Allow recovering from some assertions
Consider an assertion such as
https://github.com/etcd-io/raft/blob/d9907d6ac6baaebc3c9fd4e67acaa4154d2b3cd3/log.go#L324
of which there are various across the codebase.
Hitting this panic usually means that a follower has not upheld its durability guarantees.
Violating invariants like these is not great, but crashing might not be the user's first choice here. An app might prefer to keep going despite some amount of risk that a write was lost (which often it won't have been).
The way I would structure this is by introducing event-based logging:
Instead of a line like this
https://github.com/etcd-io/raft/blob/d9907d6ac6baaebc3c9fd4e67acaa4154d2b3cd3/log.go#L324
We'd have something like this (total strawman just to get the idea across)
l.logger.Event(&CommitOutOfRangeIndex{Commit: tocommit, LastIndex: l.lastIndex()})
// Code here to actually handle the problem gracefully
...
where the default logger would panic but users could define a logger that would just log the event and keep going. We wouldn't have to make all events that are now panics recoverable at first but could allow this only for certain events like the one discussed here.

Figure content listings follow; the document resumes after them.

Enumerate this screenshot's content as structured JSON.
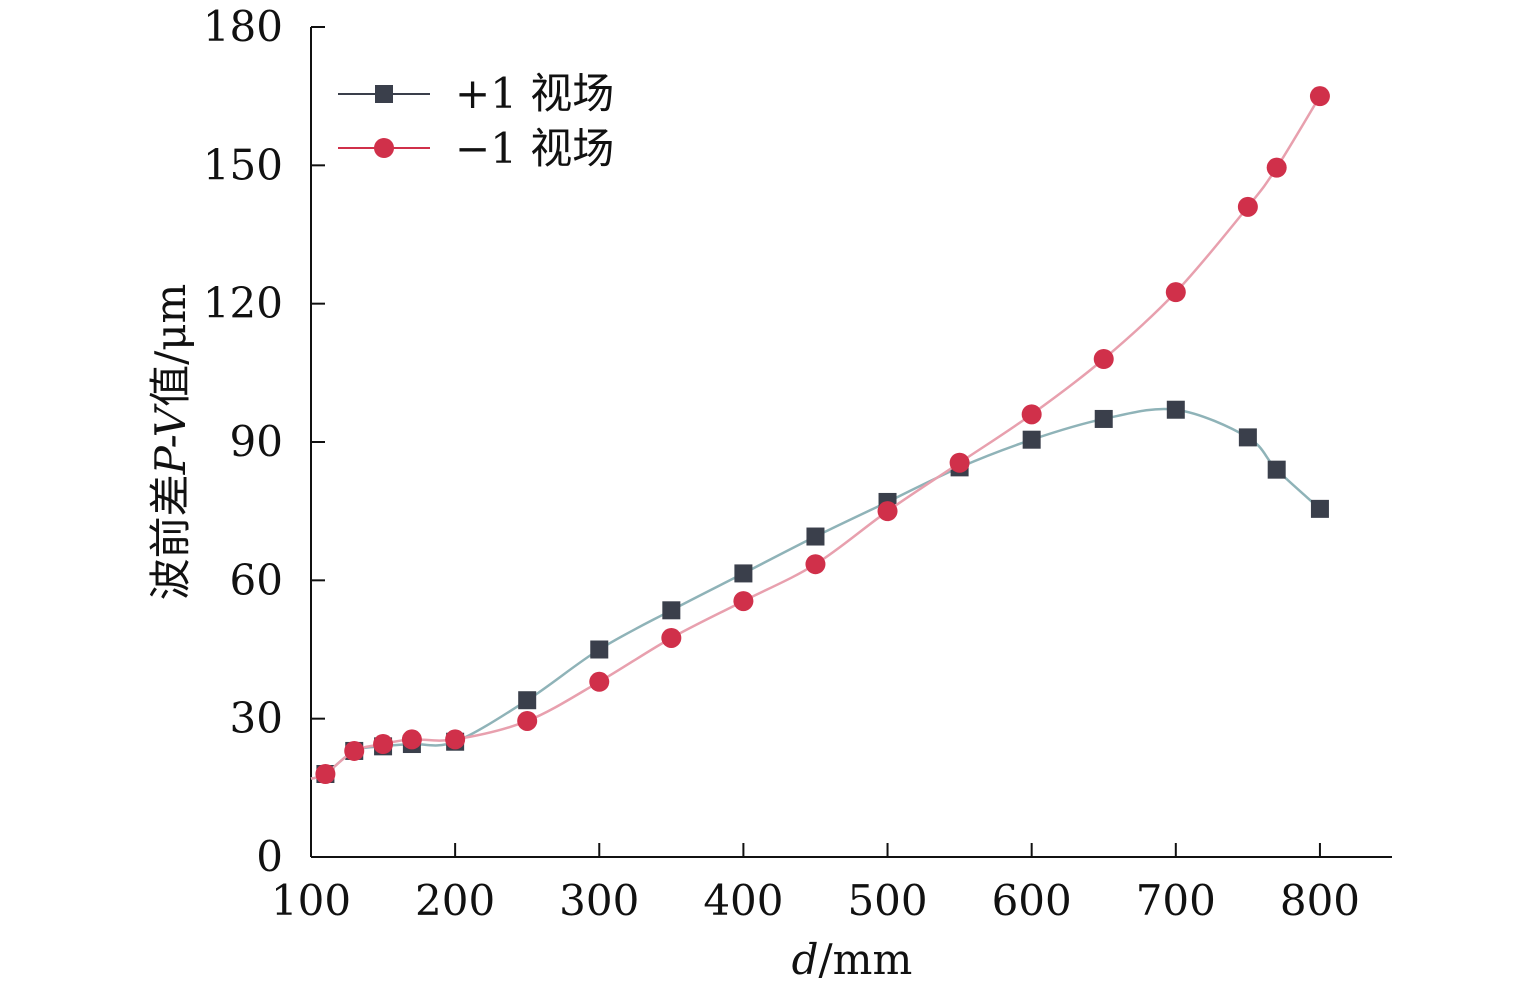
{
  "chart_data": {
    "type": "line",
    "xlabel_italic": "d",
    "xlabel_unit": "/mm",
    "ylabel_prefix": "波前差",
    "ylabel_italic": "P-V",
    "ylabel_suffix": "值/μm",
    "xlim": [
      100,
      850
    ],
    "ylim": [
      0,
      180
    ],
    "xticks": [
      100,
      200,
      300,
      400,
      500,
      600,
      700,
      800
    ],
    "yticks": [
      0,
      30,
      60,
      90,
      120,
      150,
      180
    ],
    "grid": false,
    "legend_position": "top-left",
    "series": [
      {
        "name": "+1 视场",
        "marker": "square",
        "color": "#3a3f4b",
        "line_color": "#8fb3b8",
        "x": [
          100,
          110,
          130,
          150,
          170,
          200,
          250,
          300,
          350,
          400,
          450,
          500,
          550,
          600,
          650,
          700,
          750,
          770,
          800
        ],
        "y": [
          17,
          18,
          23,
          24,
          24.5,
          25,
          34,
          45,
          53.5,
          61.5,
          69.5,
          77,
          84.5,
          90.5,
          95,
          97,
          91,
          84,
          75.5
        ]
      },
      {
        "name": "−1 视场",
        "marker": "circle",
        "color": "#d0304a",
        "line_color": "#e8a0ae",
        "x": [
          100,
          110,
          130,
          150,
          170,
          200,
          250,
          300,
          350,
          400,
          450,
          500,
          550,
          600,
          650,
          700,
          750,
          770,
          800
        ],
        "y": [
          17,
          18,
          23,
          24.5,
          25.5,
          25.5,
          29.5,
          38,
          47.5,
          55.5,
          63.5,
          75,
          85.5,
          96,
          108,
          122.5,
          141,
          149.5,
          165
        ]
      }
    ]
  }
}
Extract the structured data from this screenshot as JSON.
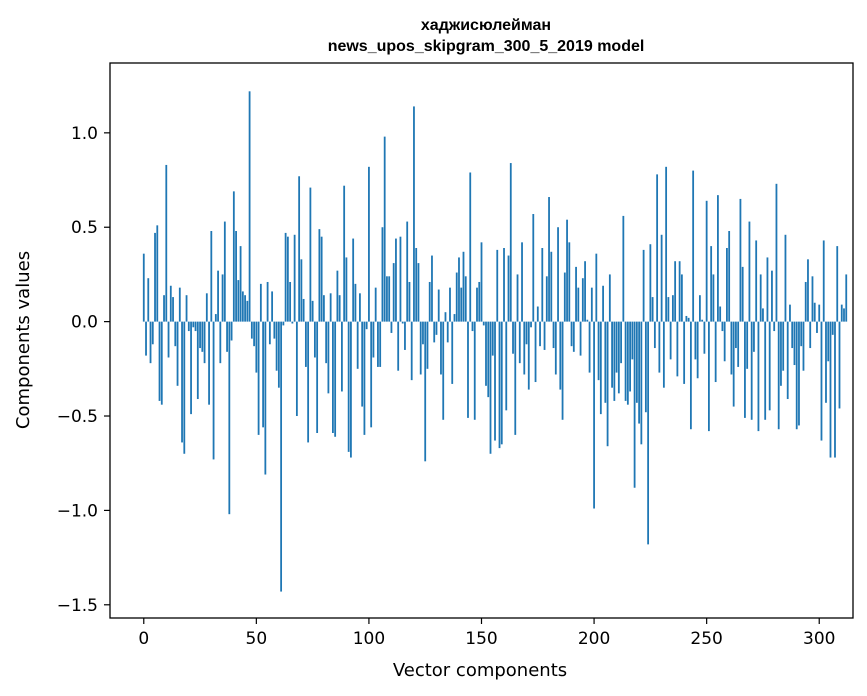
{
  "chart_data": {
    "type": "bar",
    "title": "хаджисюлейман",
    "subtitle": "news_upos_skipgram_300_5_2019 model",
    "xlabel": "Vector components",
    "ylabel": "Components values",
    "xlim": [
      -15,
      315
    ],
    "ylim": [
      -1.57,
      1.37
    ],
    "xticks": [
      0,
      50,
      100,
      150,
      200,
      250,
      300
    ],
    "xtick_labels": [
      "0",
      "50",
      "100",
      "150",
      "200",
      "250",
      "300"
    ],
    "yticks": [
      -1.5,
      -1.0,
      -0.5,
      0.0,
      0.5,
      1.0
    ],
    "ytick_labels": [
      "−1.5",
      "−1.0",
      "−0.5",
      "0.0",
      "0.5",
      "1.0"
    ],
    "color": "#1f77b4",
    "grid": false,
    "legend": "none",
    "values": [
      0.36,
      -0.18,
      0.23,
      -0.22,
      -0.12,
      0.47,
      0.51,
      -0.42,
      -0.44,
      0.14,
      0.83,
      -0.19,
      0.19,
      0.13,
      -0.13,
      -0.34,
      0.18,
      -0.64,
      -0.7,
      0.14,
      -0.05,
      -0.49,
      -0.03,
      -0.05,
      -0.41,
      -0.14,
      -0.16,
      -0.22,
      0.15,
      -0.44,
      0.48,
      -0.73,
      0.04,
      0.27,
      -0.22,
      0.25,
      0.53,
      -0.16,
      -1.02,
      -0.1,
      0.69,
      0.48,
      0.22,
      0.4,
      0.16,
      0.14,
      0.11,
      1.22,
      -0.09,
      -0.13,
      -0.27,
      -0.6,
      0.2,
      -0.56,
      -0.81,
      0.21,
      -0.12,
      0.16,
      -0.09,
      -0.26,
      -0.35,
      -1.43,
      -0.02,
      0.47,
      0.45,
      0.21,
      -0.01,
      0.46,
      -0.5,
      0.77,
      0.33,
      0.12,
      -0.24,
      -0.64,
      0.71,
      0.11,
      -0.19,
      -0.59,
      0.49,
      0.45,
      0.14,
      -0.22,
      -0.38,
      0.15,
      -0.59,
      -0.61,
      0.27,
      0.14,
      -0.37,
      0.72,
      0.34,
      -0.69,
      -0.72,
      0.44,
      0.2,
      -0.25,
      0.15,
      -0.45,
      -0.6,
      -0.04,
      0.82,
      -0.56,
      -0.19,
      0.18,
      -0.24,
      -0.24,
      0.5,
      0.98,
      0.24,
      0.24,
      -0.06,
      0.31,
      0.44,
      -0.26,
      0.45,
      -0.01,
      -0.15,
      0.53,
      0.21,
      -0.31,
      1.14,
      0.39,
      0.31,
      -0.28,
      -0.12,
      -0.74,
      -0.25,
      0.21,
      0.35,
      -0.11,
      -0.07,
      0.17,
      -0.28,
      -0.52,
      0.05,
      -0.11,
      0.18,
      -0.33,
      0.04,
      0.26,
      0.34,
      0.18,
      0.37,
      0.24,
      -0.51,
      0.79,
      -0.05,
      -0.52,
      0.18,
      0.21,
      0.42,
      -0.02,
      -0.34,
      -0.4,
      -0.7,
      -0.18,
      -0.63,
      0.38,
      -0.67,
      -0.65,
      0.39,
      -0.47,
      0.35,
      0.84,
      -0.17,
      -0.6,
      0.25,
      -0.22,
      0.42,
      -0.28,
      -0.12,
      -0.36,
      -0.03,
      0.57,
      -0.32,
      0.08,
      -0.13,
      0.39,
      -0.15,
      0.24,
      0.66,
      0.37,
      -0.14,
      -0.28,
      0.5,
      -0.36,
      -0.52,
      0.26,
      0.54,
      0.42,
      -0.13,
      -0.16,
      0.29,
      0.18,
      -0.18,
      0.23,
      0.32,
      0.01,
      -0.27,
      0.18,
      -0.99,
      0.36,
      -0.31,
      -0.49,
      0.19,
      -0.43,
      -0.66,
      0.25,
      -0.35,
      -0.42,
      -0.27,
      -0.38,
      -0.22,
      0.56,
      -0.42,
      -0.44,
      -0.37,
      -0.2,
      -0.88,
      -0.43,
      -0.54,
      -0.65,
      0.38,
      -0.48,
      -1.18,
      0.41,
      0.13,
      -0.14,
      0.78,
      -0.27,
      0.46,
      -0.35,
      0.82,
      0.13,
      -0.2,
      0.14,
      0.32,
      -0.29,
      0.32,
      0.25,
      -0.33,
      0.03,
      0.02,
      -0.57,
      0.8,
      -0.2,
      -0.3,
      0.14,
      0.01,
      -0.17,
      0.64,
      -0.58,
      0.4,
      0.25,
      -0.32,
      0.67,
      0.08,
      -0.05,
      -0.21,
      0.39,
      0.48,
      -0.28,
      -0.45,
      -0.14,
      -0.24,
      0.65,
      0.29,
      -0.51,
      -0.25,
      0.53,
      -0.52,
      -0.16,
      0.43,
      -0.58,
      0.25,
      0.07,
      -0.52,
      0.34,
      -0.47,
      0.27,
      -0.05,
      0.73,
      -0.57,
      -0.34,
      -0.26,
      0.46,
      -0.41,
      0.09,
      -0.14,
      -0.23,
      -0.57,
      -0.55,
      -0.13,
      -0.26,
      0.21,
      0.33,
      -0.14,
      0.24,
      0.1,
      -0.06,
      0.09,
      -0.63,
      0.43,
      -0.43,
      -0.21,
      -0.72,
      -0.07,
      -0.72,
      0.4,
      -0.46,
      0.09,
      0.07,
      0.25
    ]
  }
}
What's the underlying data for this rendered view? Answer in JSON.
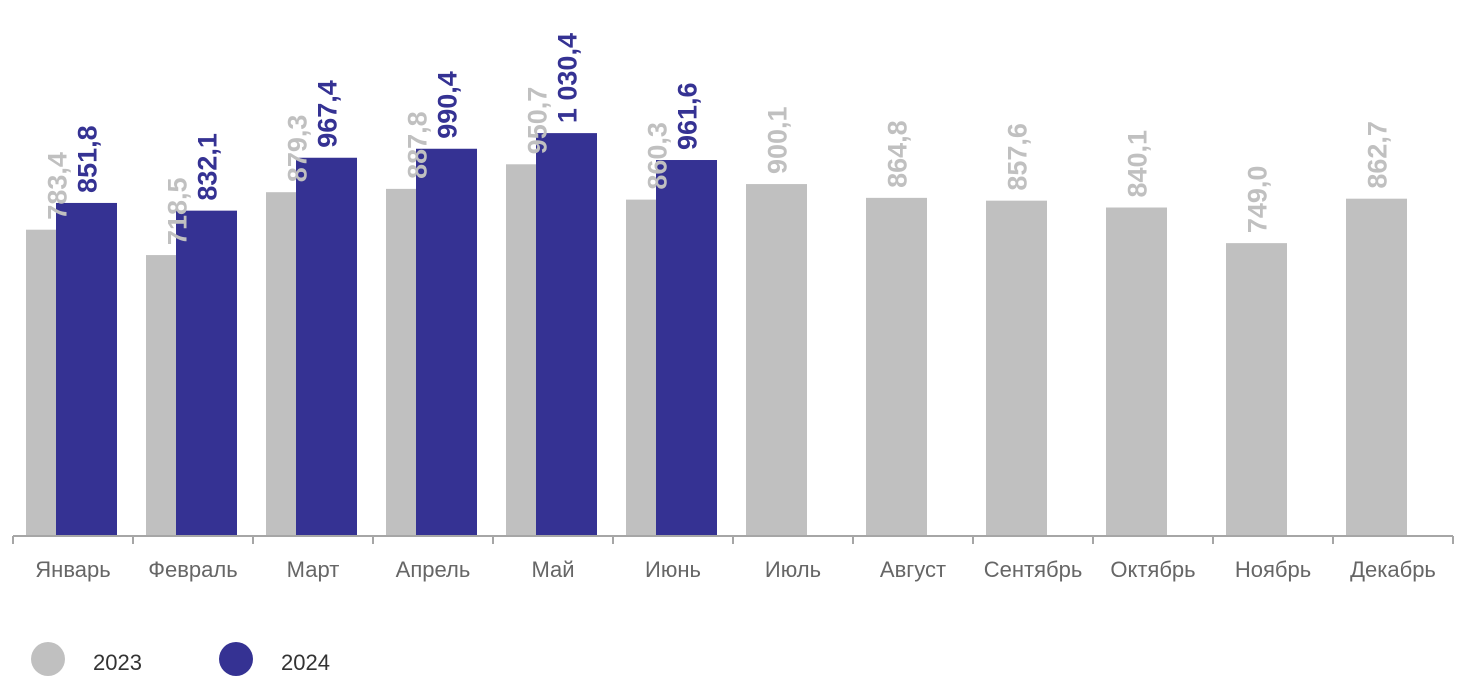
{
  "chart_data": {
    "type": "bar",
    "title": "",
    "xlabel": "",
    "ylabel": "",
    "ylim": [
      0,
      1070
    ],
    "grid": false,
    "legend_position": "bottom-left",
    "categories": [
      "Январь",
      "Февраль",
      "Март",
      "Апрель",
      "Май",
      "Июнь",
      "Июль",
      "Август",
      "Сентябрь",
      "Октябрь",
      "Ноябрь",
      "Декабрь"
    ],
    "series": [
      {
        "name": "2023",
        "color": "#c0c0c0",
        "values": [
          783.4,
          718.5,
          879.3,
          887.8,
          950.7,
          860.3,
          900.1,
          864.8,
          857.6,
          840.1,
          749.0,
          862.7
        ],
        "labels": [
          "783,4",
          "718,5",
          "879,3",
          "887,8",
          "950,7",
          "860,3",
          "900,1",
          "864,8",
          "857,6",
          "840,1",
          "749,0",
          "862,7"
        ]
      },
      {
        "name": "2024",
        "color": "#353293",
        "values": [
          851.8,
          832.1,
          967.4,
          990.4,
          1030.4,
          961.6,
          null,
          null,
          null,
          null,
          null,
          null
        ],
        "labels": [
          "851,8",
          "832,1",
          "967,4",
          "990,4",
          "1 030,4",
          "961,6",
          null,
          null,
          null,
          null,
          null,
          null
        ]
      }
    ]
  }
}
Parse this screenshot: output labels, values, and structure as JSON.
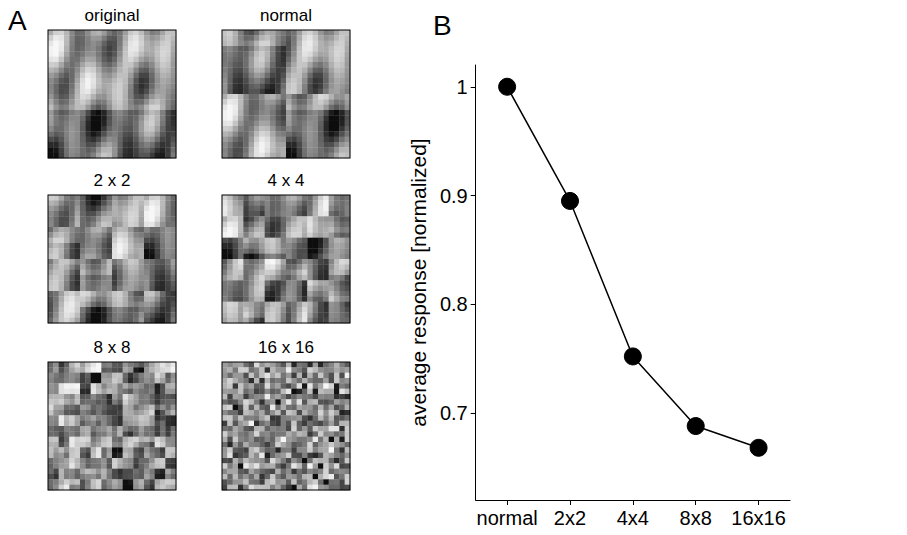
{
  "panel_labels": [
    "A",
    "B"
  ],
  "images": {
    "titles": [
      "original",
      "normal",
      "2 x 2",
      "4 x 4",
      "8 x 8",
      "16 x 16"
    ]
  },
  "chart_data": {
    "type": "line",
    "categories": [
      "normal",
      "2x2",
      "4x4",
      "8x8",
      "16x16"
    ],
    "values": [
      1.0,
      0.895,
      0.752,
      0.688,
      0.668
    ],
    "color": "#000000",
    "marker": "circle",
    "ylabel": "average response [normalized]",
    "ylim": [
      0.62,
      1.02
    ],
    "yticks": [
      0.7,
      0.8,
      0.9,
      1
    ],
    "grid": false
  }
}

Extracted from https://github.com/etcd-io/raft/issues/25#issuecomment-1449055381_
Note that while "help is wanted" here I don't have bandwidth to shepherd a pull request from humble beginnings to the end. Unless another maintainer steps up to "sponsor" this work I'll only be able to accept contributions that are "close enough" to a solution that passes the bar: good design, testing, sensibly documented, backwards compatible. This will be difficult for casual or even first-time contributors.
I am trying to solve the commit index regression problem first. I am now writing an interaction test to reproduce the problem.